Tuesday, January 21, 2014

For RNC Members, A Rules Contradiction That Would Affect Them in 2016

The Republican National Committee is on the eve today of another annual winter confab. This meeting will likely see the Rules Committee take up and consider -- if not vote on and send to the full RNC -- a series of tweaks to the 2016 delegate selection rules that came out of the party's Tampa convention in August 2012. This will not be the first time the Rules Committee and then the full RNC has revised those rules.1 However, this time around, the changes are likely to be more substantial both in terms of quality and quantity. That is a function of the alterations coming out of a special rules subcommittee that was tasked last August -- at the summer meeting -- with reexamining the process by which the Republican Party nominates its presidential candidates; the delegate selection portion anyway.

One seemingly minor change that is likely to be included in the full series of proposed rules changes concerns the convention voting rights of the automatic delegates. Recall that the automatic delegates are the three members of the RNC from each state: the state party chair, the national committeeman and national committeewoman. In most but not all cases, these delegates are free to select any candidate of their choosing. They are an unbound part of the state delegation to the national convention.

That said, there has been some discussion as to how these automatic delegates should be treated at the convention should the state they represent violate the delegate selection rules on timing. In 2012, the rules the Republican Party utilized removed the voting privileges of the RNC members/automatic delegates from states in violation of those rules (Rule 16.e.1). On its surface, then, the penalty was supposed to strike at a group of people -- those RNC members involved in state party politics -- in a position within the national party to presumably deter state-level moves that would bring a state into violation of the rules. This obviously is something that is easier said in rule-making than done in practice. Regardless, the stick was put in place.

The effectiveness of such a penalty is not entirely clear, but it can be quite difficult for a state party chair or national committeeman/committeewoman to prevent a state legislature and governor -- potentially of a different party -- from acting in a manner consistent with the Republican National Committee delegate selection rules. Still, that language persists in the rules that will govern the 2016 Republican presidential nomination process.
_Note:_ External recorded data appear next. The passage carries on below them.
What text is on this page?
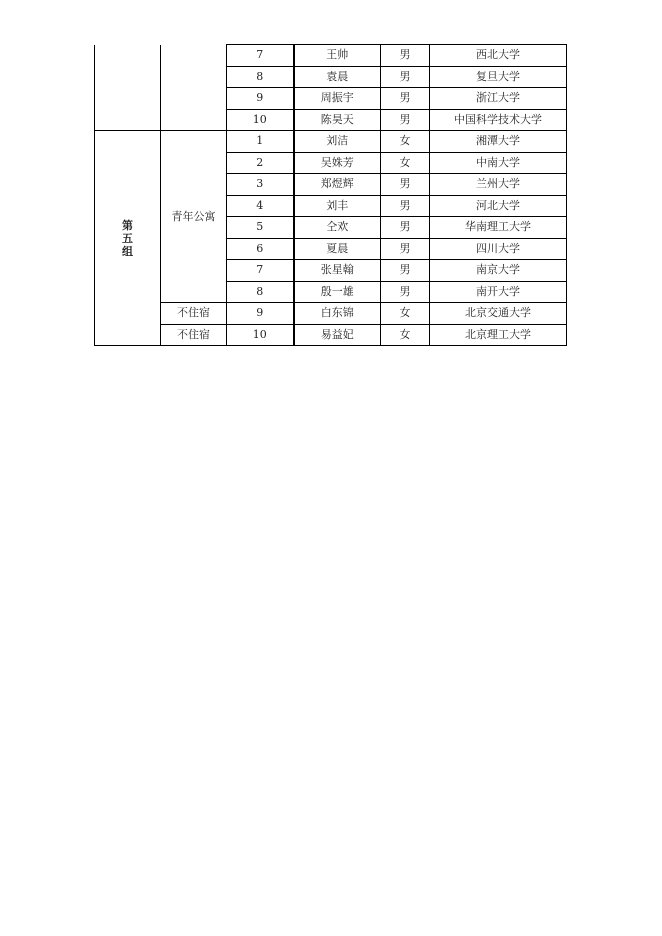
		7	王帅	男	西北大学
		8	袁晨	男	复旦大学
		9	周振宇	男	浙江大学
		10	陈昊天	男	中国科学技术大学
第五组	青年公寓	1	刘洁	女	湘潭大学
		2	吴姝芳	女	中南大学
		3	郑煜辉	男	兰州大学
		4	刘丰	男	河北大学
		5	仝欢	男	华南理工大学
		6	夏晨	男	四川大学
		7	张星翰	男	南京大学
		8	殷一雄	男	南开大学
	不住宿	9	白东锦	女	北京交通大学
	不住宿	10	易益妃	女	北京理工大学
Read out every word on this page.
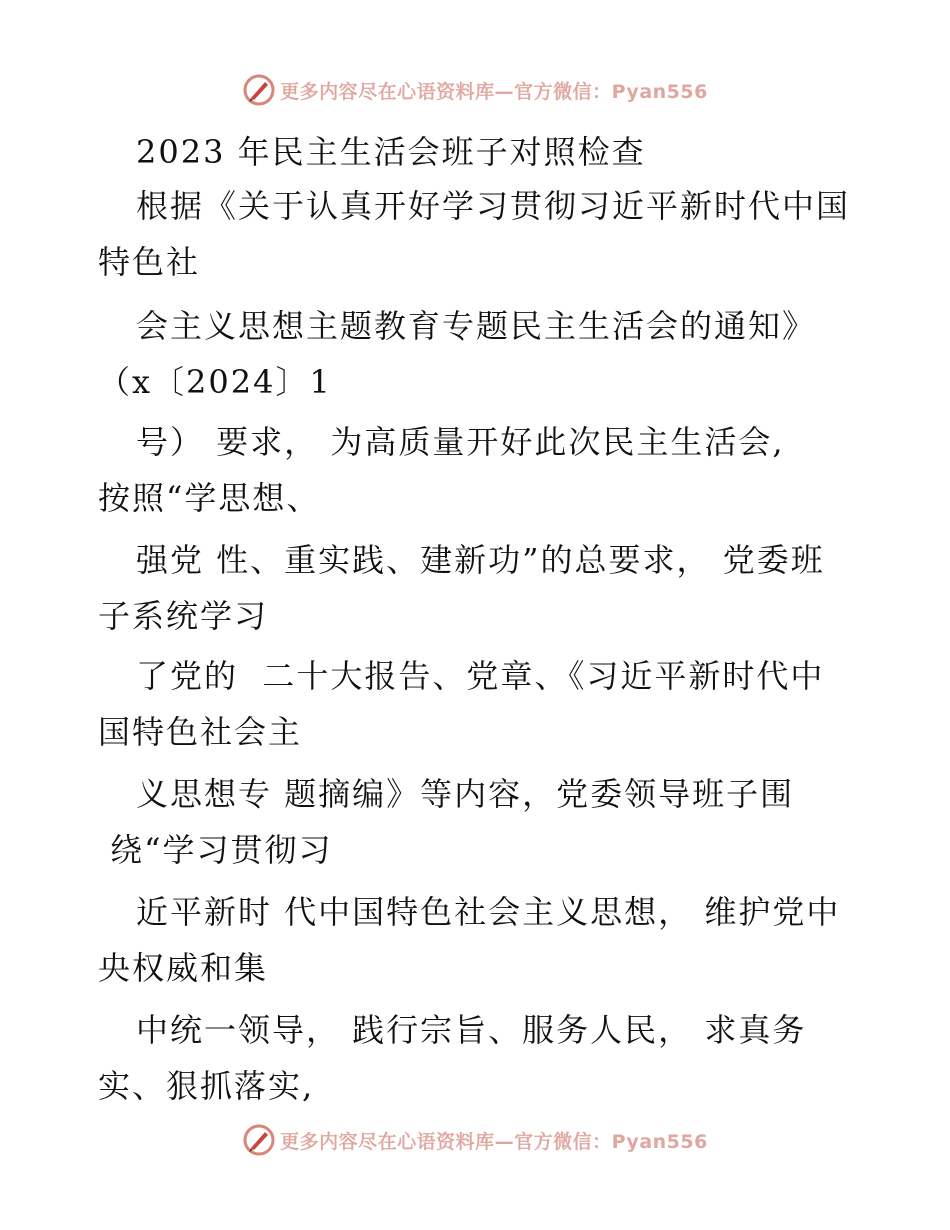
更多内容尽在心语资料库—官方微信：Pyan556
2023 年民主生活会班子对照检查
根据《关于认真开好学习贯彻习近平新时代中国
特色社
会主义思想主题教育专题民主生活会的通知》
（x〔2024〕1
号） 要求， 为高质量开好此次民主生活会,
按照“学思想、
强党 性、重实践、建新功”的总要求， 党委班
子系统学习
了党的  二十大报告、党章、《习近平新时代中
国特色社会主
义思想专 题摘编》等内容，党委领导班子围
绕“学习贯彻习
近平新时 代中国特色社会主义思想， 维护党中
央权威和集
中统一领导， 践行宗旨、服务人民， 求真务
实、狠抓落实,
更多内容尽在心语资料库—官方微信：Pyan556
Rule 17.f.1 (the same exact language as Rule 16.e.1 in 2012):
(f) If a state or state Republican Party is determined to be in violation:
(1) No member of the Republican National Committee from the offending state shall be permitted to serve as a delegate or alternate delegate to the national convention.

Yet, that seems to be undermined by the language describing the new super penalty earlier in Rule 17. Here's the relevant portion of Rule 17.

Rule 17.a (emphasis FHQ's):
If any state or state Republican Party violates Rule No. 16(c)(1) of The Rules of the Republican Party with regard to a primary, caucus, convention or other process to elect, select, allocate, or bind delegates and alternate delegates to the national convention by conducting its process prior to the last Tuesday in February, the number of delegates to the national convention shall be reduced to nine (9) plus the members of the Republican National Committee from that state...

Now, regular readers will be acquainted with what may be perceived as an annoying practice: FHQ's insistence on saying that the super penalty reduces a state delegation to nine delegates plus the three automatic delegates should a state violate the nomination rules. That is a function of the above language. Yet, that language in Rule 17.a is contradicted by the two-part rule fully described in Rule 17.f.1-2.

The RNC members -- the three automatic delegates from each state -- have convention voting rights in one section of the rule but not the other. The RNC is aware of this issue, but it remains to be seen what the ultimate remedy will be. The penalty stripping RNC members from violating states of their convention votes is one that has passed muster with the group in the past, but given the out -- and given the reality that RNC members may have very little sway in how the timing of their state's primary, for instance, is decided -- the RNC may also opt to retain the voting privileges of their membership at the expense of other delegates from the a violating state's delegation.

Again, it is not clear what proposed changes the RNC rules subcommittee will bring to the Rules Committee on this issue and a number of others, but details will emerge as the RNC convenes tomorrow.

1 There was a cosmetic change to Rule 16.a.2 at the 2013 spring meeting that clarified the procedure for dealing with potential rogue delegates and their votes at the national convention.